Lapinarello cycling marathon, e quindi manifestazioni di questo genere, sono un tipico esempio in cui lo sport si associa indissolubilmente al concetto di turismo. Coloro che partecipano alle granfondo corrono e scoprono territori spesso nuovi o poco noti; viaggiano e soggiornano nelle località di effettuazione della corsa; spesso poi ritornano in altre occasioni per visitare nuovamente tali luoghi, per motivazioni anche completamente diverse. Come dicevamo abbiamo per quest’anno ridotto sensibilmente le quote di partecipazione, creando tra l’altro pacchetti di uno o più giorni in cui si può sfruttare questo piccolo vantaggio economico; inoltre, per promuovere ancor più la granfondo, saremo presenti al Giro d’Italia in tutte le tappe con un banchetto dove la gente potrà iscriversi direttamente risparmiando sulla quota di iscrizione principale. Ma saremo presenti anche all’estero alla Granfondo di New York e stiamo lavorando con la rete distributiva Pinarello per raccogliere sempre più adesioni presso gli stati in cui l’azienda è presente.

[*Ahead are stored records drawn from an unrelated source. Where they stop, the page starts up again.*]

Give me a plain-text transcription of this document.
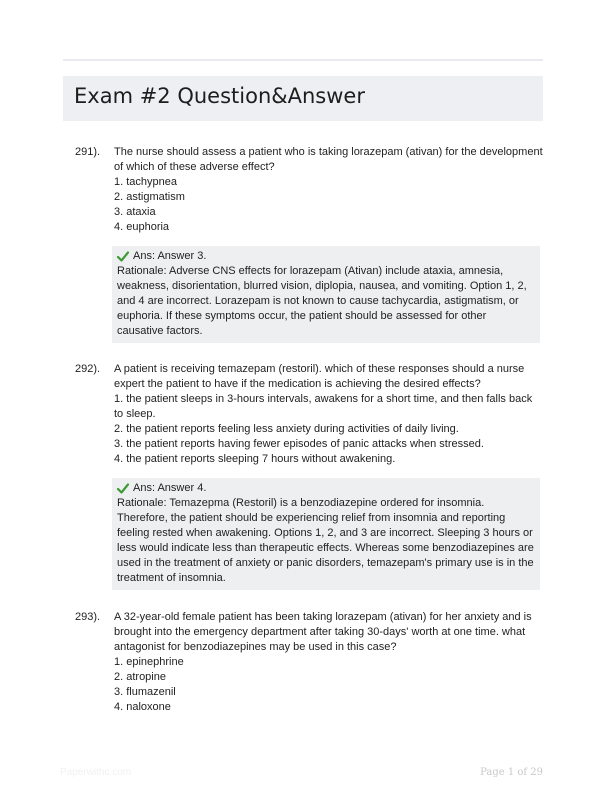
Exam #2 Question&Answer
291). The nurse should assess a patient who is taking lorazepam (ativan) for the development of which of these adverse effect?

1. tachypnea
2. astigmatism
3. ataxia
4. euphoria
Ans: Answer 3.
Rationale: Adverse CNS effects for lorazepam (Ativan) include ataxia, amnesia, weakness, disorientation, blurred vision, diplopia, nausea, and vomiting. Option 1, 2, and 4 are incorrect. Lorazepam is not known to cause tachycardia, astigmatism, or euphoria. If these symptoms occur, the patient should be assessed for other causative factors.
292). A patient is receiving temazepam (restoril). which of these responses should a nurse expert the patient to have if the medication is achieving the desired effects?

1. the patient sleeps in 3-hours intervals, awakens for a short time, and then falls back to sleep.
2. the patient reports feeling less anxiety during activities of daily living.
3. the patient reports having fewer episodes of panic attacks when stressed.
4. the patient reports sleeping 7 hours without awakening.
Ans: Answer 4.
Rationale: Temazepma (Restoril) is a benzodiazepine ordered for insomnia. Therefore, the patient should be experiencing relief from insomnia and reporting feeling rested when awakening. Options 1, 2, and 3 are incorrect. Sleeping 3 hours or less would indicate less than therapeutic effects. Whereas some benzodiazepines are used in the treatment of anxiety or panic disorders, temazepam's primary use is in the treatment of insomnia.
293). A 32-year-old female patient has been taking lorazepam (ativan) for her anxiety and is brought into the emergency department after taking 30-days' worth at one time. what antagonist for benzodiazepines may be used in this case?

1. epinephrine
2. atropine
3. flumazenil
4. naloxone
Paperwithc.com	Page 1 of 29
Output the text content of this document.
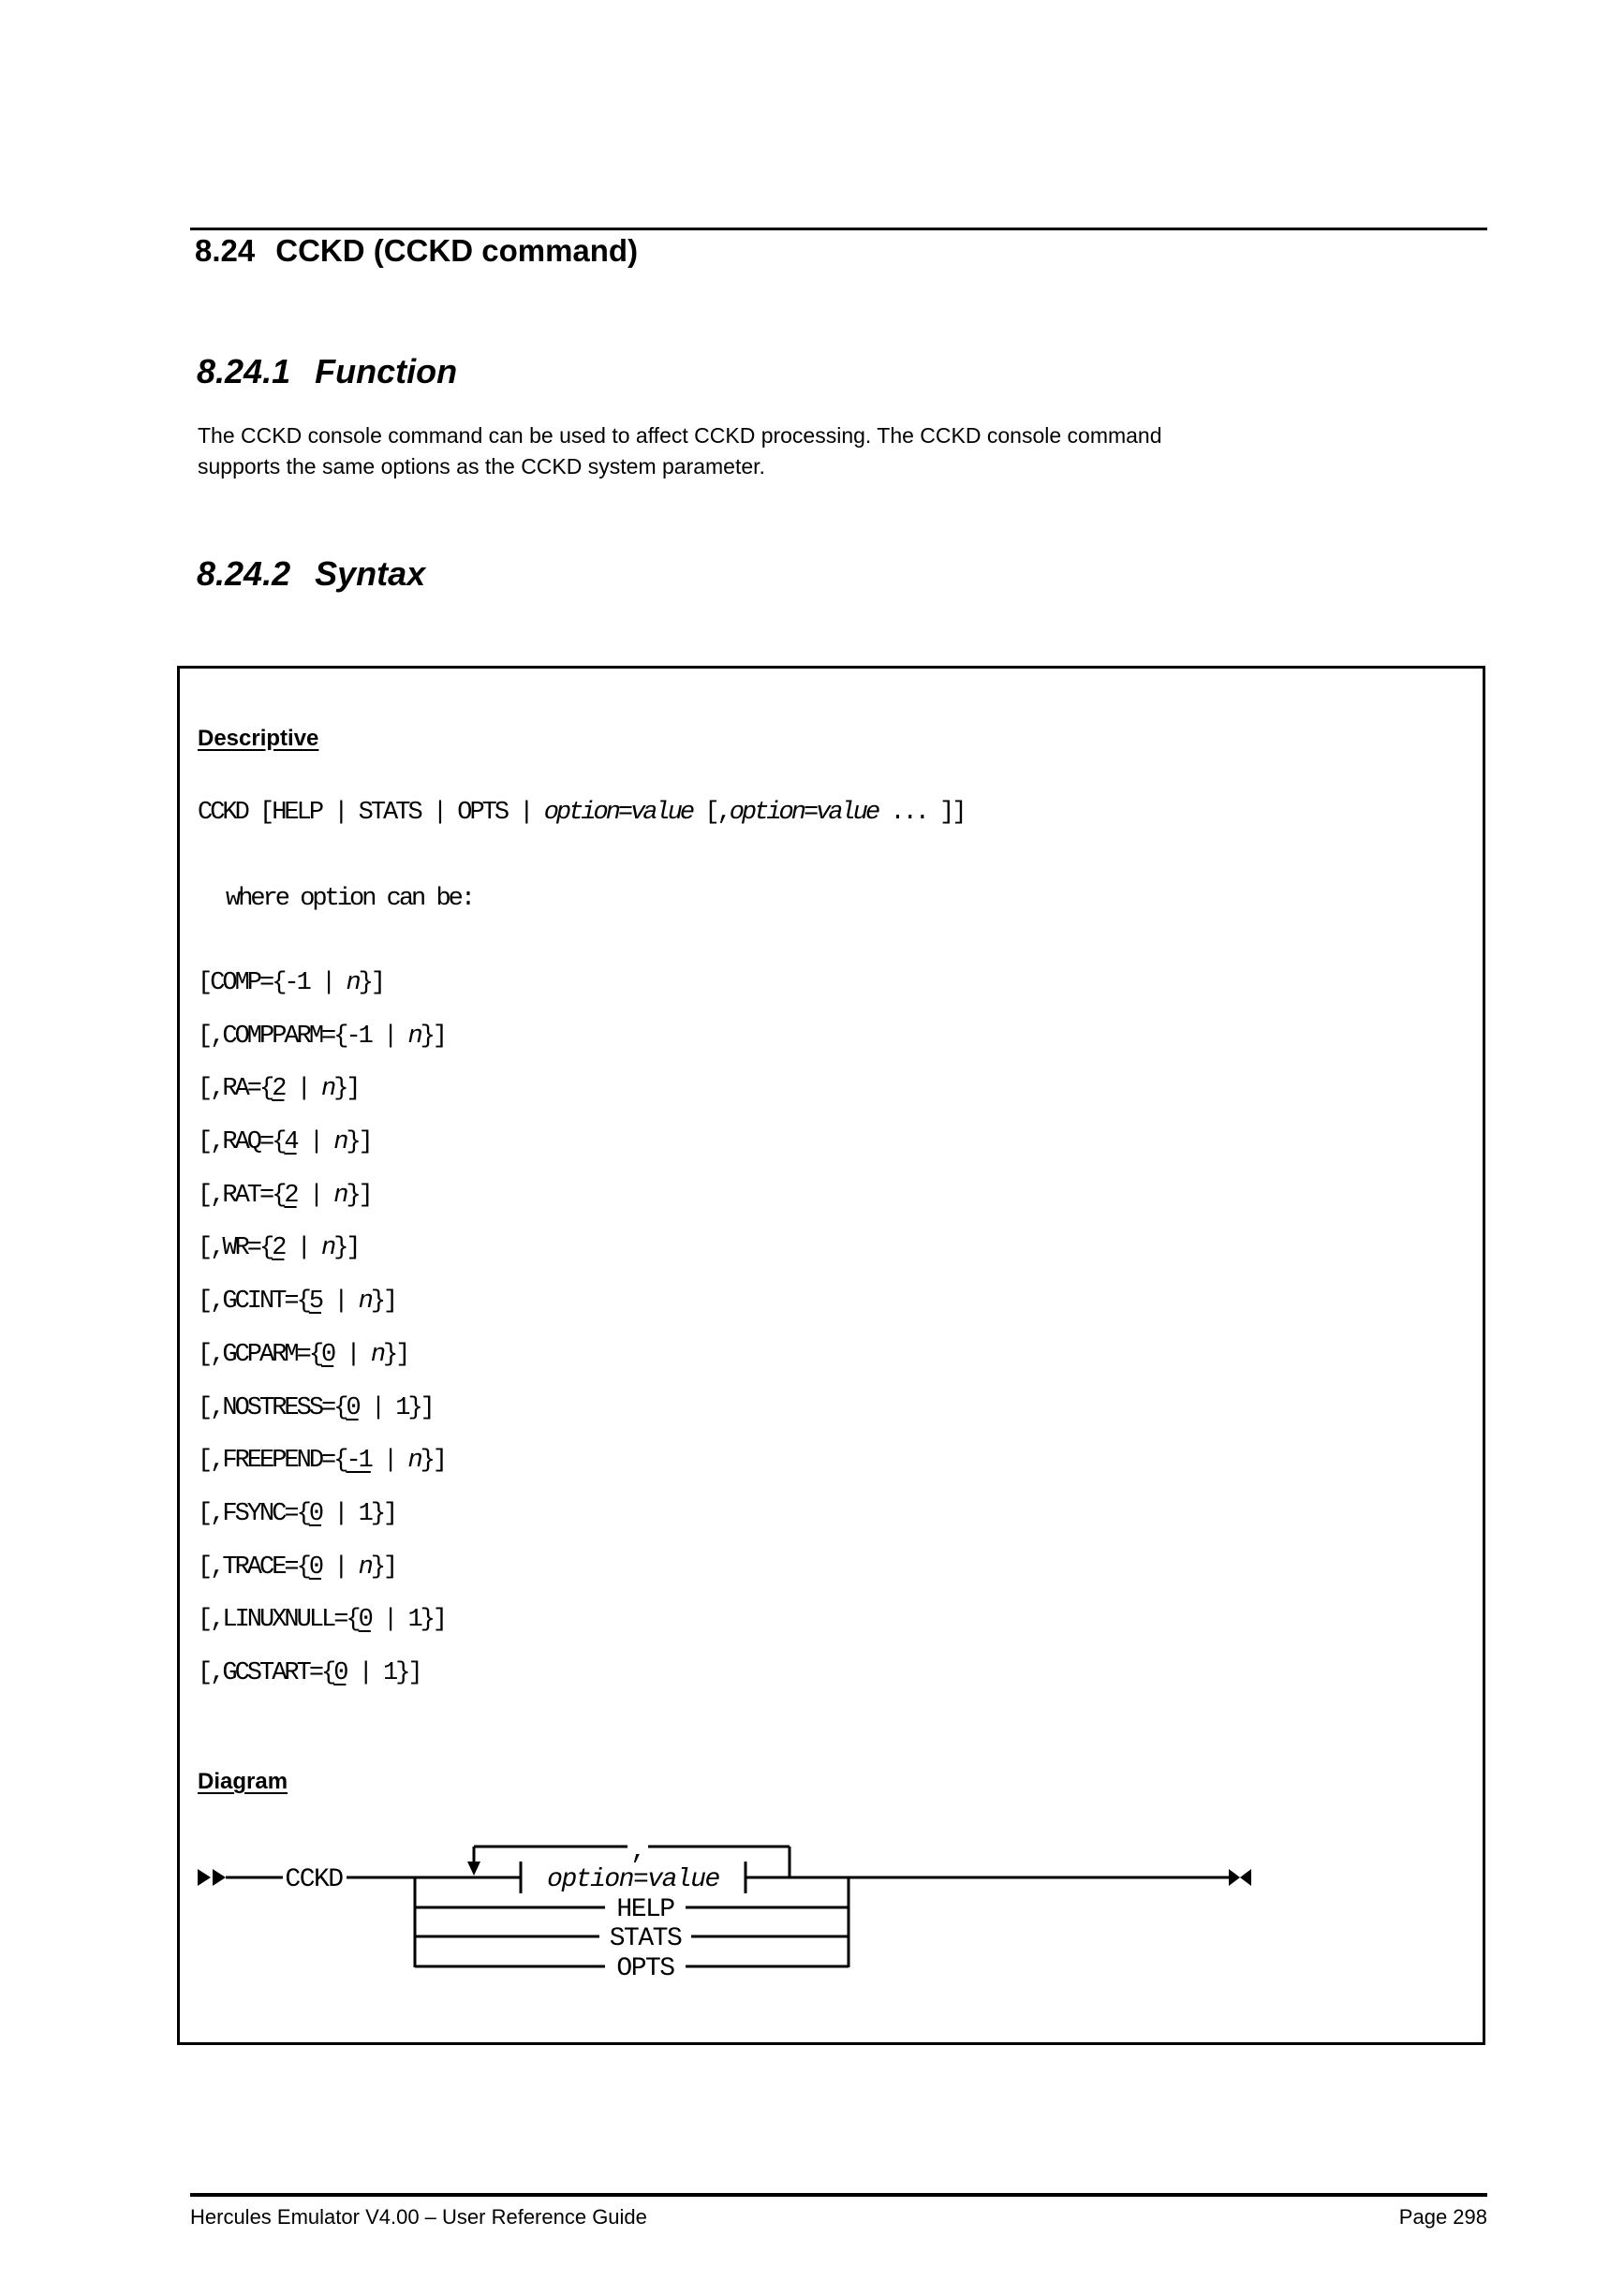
8.24 CCKD (CCKD command)
8.24.1 Function
The CCKD console command can be used to affect CCKD processing. The CCKD console command
supports the same options as the CCKD system parameter.
8.24.2 Syntax
Descriptive
CCKD [HELP | STATS | OPTS | option=value [,option=value ... ]]
where option can be:
[COMP={-1 | n}]
[,COMPPARM={-1 | n}]
[,RA={2 | n}]
[,RAQ={4 | n}]
[,RAT={2 | n}]
[,WR={2 | n}]
[,GCINT={5 | n}]
[,GCPARM={0 | n}]
[,NOSTRESS={0 | 1}]
[,FREEPEND={-1 | n}]
[,FSYNC={0 | 1}]
[,TRACE={0 | n}]
[,LINUXNULL={0 | 1}]
[,GCSTART={0 | 1}]
Diagram
CCKD
,
option=value
HELP
STATS
OPTS
Hercules Emulator V4.00 – User Reference Guide	Page 298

Da sempre lo sport può lanciare messaggi importanti, soprattutto ai giovani, le generazioni che verranno. Cosa vorresti per La Pinarello in futuro? Cosa vorresti dicesse lo sport di domani?
Abbiamo quest’anno fondato il consorzio FiveStars League che si prefigge di lanciare due messaggi fondamentali per il futuro di questo sport: occhio di riguardo alla tutela della salute dei partecipanti e quindi lotta al doping e alle pratiche sportivamente illecite che si sono manifestate in questo sport negli ultimi anni; rispetto dell’ambiente con sanzioni esemplari per chi non rispetta le norme di salvaguardia dell’ambiente, ovvero attenzione ai rifiuti prodotti dai singoli partecipanti e anche dalla macchina organizzativa, piuttosto che attenzione a tutte quelle azioni e comportamenti che possono rendere più “green” una manifestazione che comunque ha un impatto importante sul territorio. Invito tutti a leggere quanto il consorzio FSL ha posto in essere nel regolamento che anche lapinarello cycling marathon ha condiviso ed esorto anche a prendere conoscenza di quanto l’UCI sta mettendo in atto per le manifestazioni come la nostra (lapinarello fa parte del circuito internazionale Golden Bike UCI a partire proprio da quest’anno).